The principal is well founded and sound – buy a CD, use the music any way you see fit for your own personal enjoyment – on a CD player, on your computer, your personal media player, in your car, as part of a compilation, on your home networked media center – any damn where you choose – you have paid for that music and expect to be able to listen to it freely.
In the US, you have the right to do exactly that, according to the Audio Home Recording Act. In the UK, being a country without a constitution, you don't have much in the way of rights in any respect, so whatever you do you had better do it behind firmly closed doors.
However, record companies have long sought a means to prevent copying, so that you can only use the music you have paid for in ways that they deem acceptable.
Several anti-copying techniques have been developed over the years. Philips – one of the creators of the CD format – has always said that a silver disc with audio and copy protection software is not a CD. It just looks like one, and they refuse to allow use of the CD-Audio logo for such discs.
Sony, the other joint creator of the CD format is more aggressive and have developed a copy protection system that many will find quite literally scary in the way it works.
Suppose you are foolhardy enough to buy a silver disc (it's not a CD remember) called Get Right With The Man by Van Zant and play it on your computer. The first thing that you will find is that you have to play the disc using the music player software supplied on it. Secondly you will find that your ability to download the music and copy it is restricted.
So already you are probably pissed off that you can't use the music on the disc any way you want, you can only use it in ways Sony allows.
But what you don't realize that having installed the custom music player, you have also unwittingly installed a 'rootkit' on your PC.
What's a rootkit?
If you are a hacker, then you will know already that a rootkit is a software that conceals other software from view. If you were a virus writer then you would use a rootkit to conceal your virus from virus-protection software.
In fact rootkits are a feature of viruses, worms, trojans and spyware. If you have a rootkit on your computer, you are in deep trouble. Something bad is going to happen ranging from your computer not working properly, to your files getting trashed, to being linked to a 'zombie' network mailing out spam or file-sharing illegal material (and I don't mean merely illegal – I mean child pornography and other deeply distasteful stuff).
If your computer seems to be running slowly, or you can hear the hard drive continuously churning when you are connected to the Internet, that is a warning sign.
Of course Sony is not in this kind of business and is probably not installing spyware or anything else on your computer – but it is installing software without your knowledge, and that software hides itself so deeply that even an experienced computer expert will have difficulty finding, identifying and removing it.

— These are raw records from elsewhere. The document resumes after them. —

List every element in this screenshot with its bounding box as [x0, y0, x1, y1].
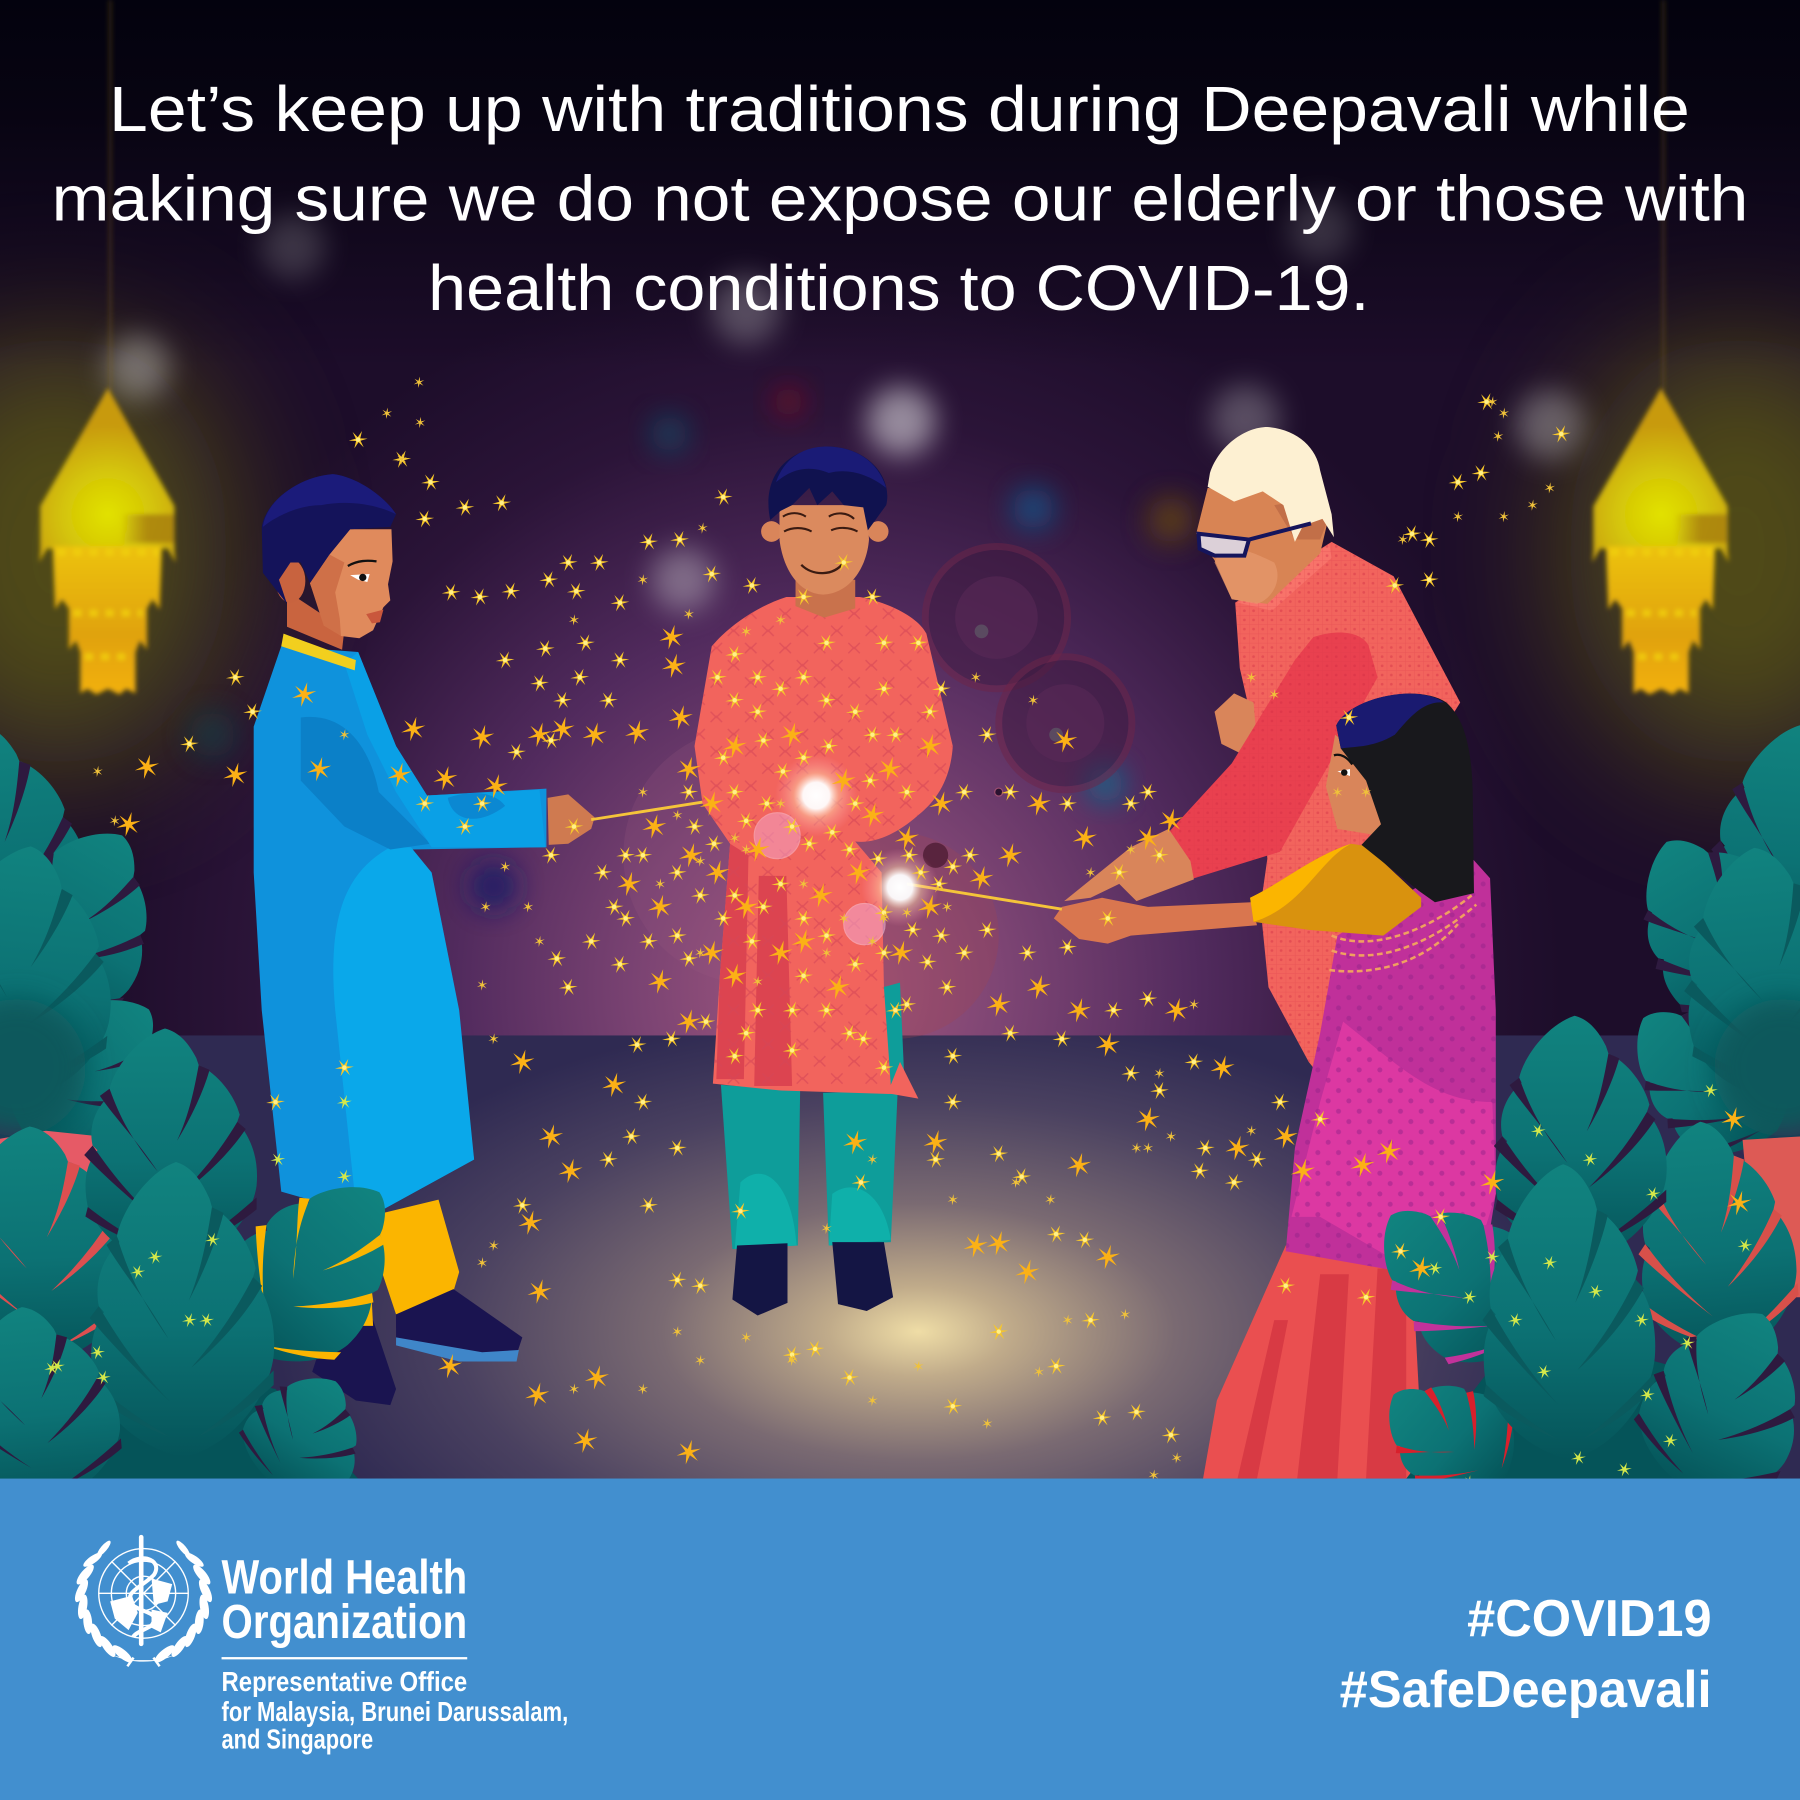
arm: [1169, 632, 1378, 879]
sparkler: right stick: [907, 884, 1062, 909]
WHO wordmark: [222, 1550, 568, 1754]
coral leaf: [0, 1123, 139, 1367]
kurta: [695, 597, 953, 1099]
collar: [281, 634, 356, 670]
icon: WHO emblem: [72, 1537, 215, 1666]
WHO wordmark: Representative Office: [222, 1666, 467, 1697]
hand and sparkler: [548, 790, 781, 845]
headline: [52, 73, 1748, 324]
hashtags: #SafeDeepavali: [1340, 1660, 1712, 1718]
hashtags: #COVID19: [1467, 1589, 1712, 1647]
kurta: [254, 646, 546, 1217]
WHO wordmark: World Health: [222, 1550, 467, 1604]
skirt: [1203, 1246, 1423, 1479]
sari: [1286, 855, 1496, 1286]
lantern: right: [1592, 0, 1729, 695]
figure: girl in pink sari: [1054, 694, 1496, 1479]
face: [1326, 735, 1395, 836]
near trouser and shoe: [367, 1200, 522, 1361]
blouse: [1250, 844, 1421, 936]
far trouser and shoe: [293, 1217, 396, 1405]
figure: boy in blue kurta: [254, 474, 781, 1405]
trousers: [721, 1085, 898, 1249]
headline: health conditions to COVID-19.: [428, 252, 1370, 324]
bush base: [0, 1355, 358, 1479]
plants: left group: [0, 718, 438, 1517]
head: [761, 447, 889, 618]
hair: [262, 474, 396, 604]
back leaves: [0, 718, 199, 1182]
headline: Let’s keep up with traditions during Deepavali while: [109, 73, 1690, 145]
WHO wordmark: for Malaysia, Brunei Darussalam,: [222, 1696, 568, 1727]
globe: [99, 1549, 188, 1638]
sparks: dense cluster around the sparklers: [614, 643, 970, 1056]
necklace: [1329, 895, 1476, 971]
head: [1196, 427, 1334, 604]
figure: centre boy in coral kurta: [695, 447, 953, 1316]
front leaves: [0, 1028, 438, 1517]
sparkler lights: [754, 754, 939, 945]
WHO wordmark: Organization: [222, 1595, 467, 1649]
figure: grandfather: [1064, 427, 1460, 1091]
bush base: [1406, 1355, 1777, 1479]
hashtags: [1340, 1589, 1712, 1718]
eye: [1334, 755, 1352, 776]
WHO wordmark: and Singapore: [222, 1723, 373, 1754]
sparks: green-tinted stars over leaves: [52, 1091, 1745, 1469]
sparks: small distant stars: [98, 382, 1550, 1481]
shoes: [732, 1242, 893, 1316]
glasses: [1198, 523, 1311, 556]
coral leaf: [1627, 1115, 1800, 1367]
fist: [1215, 693, 1257, 753]
neck, face and ear: [276, 529, 393, 650]
plants: right group: [1345, 717, 1800, 1526]
facial features: [348, 561, 383, 623]
wreath: [72, 1539, 215, 1666]
headline: making sure we do not expose our elderly or those with: [52, 162, 1748, 234]
lens flare rings: [623, 546, 1132, 1039]
hand: [1064, 829, 1194, 901]
background: floor with light pool: [0, 1035, 1800, 1479]
sparks: large orange stars: [129, 637, 1739, 1452]
back leaves: [1599, 717, 1800, 1184]
body: [1235, 542, 1460, 1091]
front leaves: [1345, 1016, 1800, 1526]
lantern: left: [39, 0, 176, 695]
bokeh lights: [106, 197, 1584, 909]
staff and serpent: [129, 1537, 156, 1644]
footer band: [0, 1479, 1800, 1800]
sparks: medium yellow stars: [189, 402, 1561, 1435]
teal inner panel: [883, 983, 905, 1085]
arm and hand: [1054, 898, 1257, 944]
hair: [1336, 694, 1474, 902]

And would you call me cynical if I suggested that spyware might be the next step? Clearly, any record company would love to know what CDs you are playing and what your favorite tracks are. And of course how many copies you are making for your own personal use.
If you don't find all of this scary, then you should read again and consider, because it is.

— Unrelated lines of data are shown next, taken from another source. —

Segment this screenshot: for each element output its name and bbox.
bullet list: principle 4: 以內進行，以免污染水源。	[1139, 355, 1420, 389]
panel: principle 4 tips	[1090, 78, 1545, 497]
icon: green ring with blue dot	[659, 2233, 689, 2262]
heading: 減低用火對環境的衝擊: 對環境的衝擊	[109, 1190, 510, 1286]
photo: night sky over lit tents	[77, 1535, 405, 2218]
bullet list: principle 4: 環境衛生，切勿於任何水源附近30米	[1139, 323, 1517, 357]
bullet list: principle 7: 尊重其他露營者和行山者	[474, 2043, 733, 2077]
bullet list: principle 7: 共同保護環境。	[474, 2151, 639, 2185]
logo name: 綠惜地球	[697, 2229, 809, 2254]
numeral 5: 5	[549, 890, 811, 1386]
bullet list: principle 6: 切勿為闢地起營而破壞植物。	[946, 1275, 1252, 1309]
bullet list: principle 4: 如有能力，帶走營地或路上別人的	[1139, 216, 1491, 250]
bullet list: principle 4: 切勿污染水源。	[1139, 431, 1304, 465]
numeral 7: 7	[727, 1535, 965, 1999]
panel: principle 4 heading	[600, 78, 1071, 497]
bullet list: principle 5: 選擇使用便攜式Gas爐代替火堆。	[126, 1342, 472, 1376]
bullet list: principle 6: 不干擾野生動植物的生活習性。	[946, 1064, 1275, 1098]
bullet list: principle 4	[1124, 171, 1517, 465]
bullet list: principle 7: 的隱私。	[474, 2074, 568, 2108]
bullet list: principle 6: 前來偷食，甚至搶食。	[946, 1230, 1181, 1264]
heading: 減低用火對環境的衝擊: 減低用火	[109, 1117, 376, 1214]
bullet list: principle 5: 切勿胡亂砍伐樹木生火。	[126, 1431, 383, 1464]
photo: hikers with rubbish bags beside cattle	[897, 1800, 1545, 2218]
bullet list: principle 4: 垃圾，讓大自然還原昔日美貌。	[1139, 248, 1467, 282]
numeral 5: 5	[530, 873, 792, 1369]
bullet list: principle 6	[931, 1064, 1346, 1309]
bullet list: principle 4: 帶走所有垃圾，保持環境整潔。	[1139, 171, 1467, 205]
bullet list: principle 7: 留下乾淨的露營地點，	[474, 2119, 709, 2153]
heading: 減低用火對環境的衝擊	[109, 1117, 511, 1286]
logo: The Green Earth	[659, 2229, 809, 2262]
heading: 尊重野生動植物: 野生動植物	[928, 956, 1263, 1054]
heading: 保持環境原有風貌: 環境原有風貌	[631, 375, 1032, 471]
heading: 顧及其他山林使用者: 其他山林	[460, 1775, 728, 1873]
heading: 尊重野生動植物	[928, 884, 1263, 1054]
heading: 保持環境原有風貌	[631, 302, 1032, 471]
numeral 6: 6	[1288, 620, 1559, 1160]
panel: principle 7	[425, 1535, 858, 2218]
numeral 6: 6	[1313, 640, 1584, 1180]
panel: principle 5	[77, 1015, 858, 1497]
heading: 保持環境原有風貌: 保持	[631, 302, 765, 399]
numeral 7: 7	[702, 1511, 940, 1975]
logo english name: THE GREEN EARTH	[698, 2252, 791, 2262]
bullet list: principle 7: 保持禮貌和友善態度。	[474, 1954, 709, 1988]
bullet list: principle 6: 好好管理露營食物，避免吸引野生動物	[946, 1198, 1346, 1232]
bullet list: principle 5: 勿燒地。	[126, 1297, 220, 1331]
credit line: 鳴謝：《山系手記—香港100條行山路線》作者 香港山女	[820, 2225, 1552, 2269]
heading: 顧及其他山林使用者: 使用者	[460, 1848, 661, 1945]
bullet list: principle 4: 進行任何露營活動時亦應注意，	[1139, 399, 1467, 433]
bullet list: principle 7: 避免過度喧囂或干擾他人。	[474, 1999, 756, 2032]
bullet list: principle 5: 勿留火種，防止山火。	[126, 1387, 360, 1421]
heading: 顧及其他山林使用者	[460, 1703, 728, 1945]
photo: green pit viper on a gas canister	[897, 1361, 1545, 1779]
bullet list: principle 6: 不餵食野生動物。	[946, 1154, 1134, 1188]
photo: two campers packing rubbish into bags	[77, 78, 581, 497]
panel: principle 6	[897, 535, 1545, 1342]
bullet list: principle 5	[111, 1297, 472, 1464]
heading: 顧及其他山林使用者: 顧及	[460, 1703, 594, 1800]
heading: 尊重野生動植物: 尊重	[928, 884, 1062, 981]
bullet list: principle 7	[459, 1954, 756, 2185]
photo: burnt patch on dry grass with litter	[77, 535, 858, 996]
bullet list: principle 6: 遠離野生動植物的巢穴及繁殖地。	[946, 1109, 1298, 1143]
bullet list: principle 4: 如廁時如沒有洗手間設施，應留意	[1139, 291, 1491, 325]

But here is the killer – Sony's 'Extended Copy Protection' (XCP), as they call it, is a means for controlling the duplication of contentl, and as such it is protected by the Digital Millennium Copyright Act in the US, which states that it is illegal to bypass any technology measure in place that protects copyright material.
Oh, and Sony's XCP software will consume around 1 – 2% of your system resources all the time you have your computer switched on – and it is illegal to remove it! Thanks a bunch Sony.
So if you remove Sony's rootkit from your computer, you are committing an offense. And that presupposes that you know it is there in the first place, and have the knowledge or means to remove it.
I think it is time for Audio Masterclass to make a clear statement on digital rights management…
audiomasterclass.com believes that anyone buying recorded music for their own personal enjoyment should be able to copy freely that music to whatever devices they want as many times as they want. In return for that freedom they should not give or sell copies to others. If they sell or give away their original CD, they should destroy all the copies they have made.
If someone could express that thought more snappily in a form that would look good printed on a t-shirt, I would love to hear it.
Since the above was written, it has emerged that players of the online game World of Warcraft are using Sony's rootkit to cheat.
Cheating in online games is not exactly unknown, and Blizzard Entertainment, developers of World of Warcraft uses a program known as Warden to detect files used for cheating purpose on players' computers.
However, savvy players have found that these files can be hidden using Sony's rootkit. All that has to be done apparently is to prefix files $sys$ and they are deeply hidden from view.
A further comment since the above was written. Sony has relented and ceased to use this particular DRM technique. Not only that, they have recalled all CDs and offered to replace them.
However, it is likely that very many infected CDs will remain 'in the wild'. Sony should be very sorry for this episode.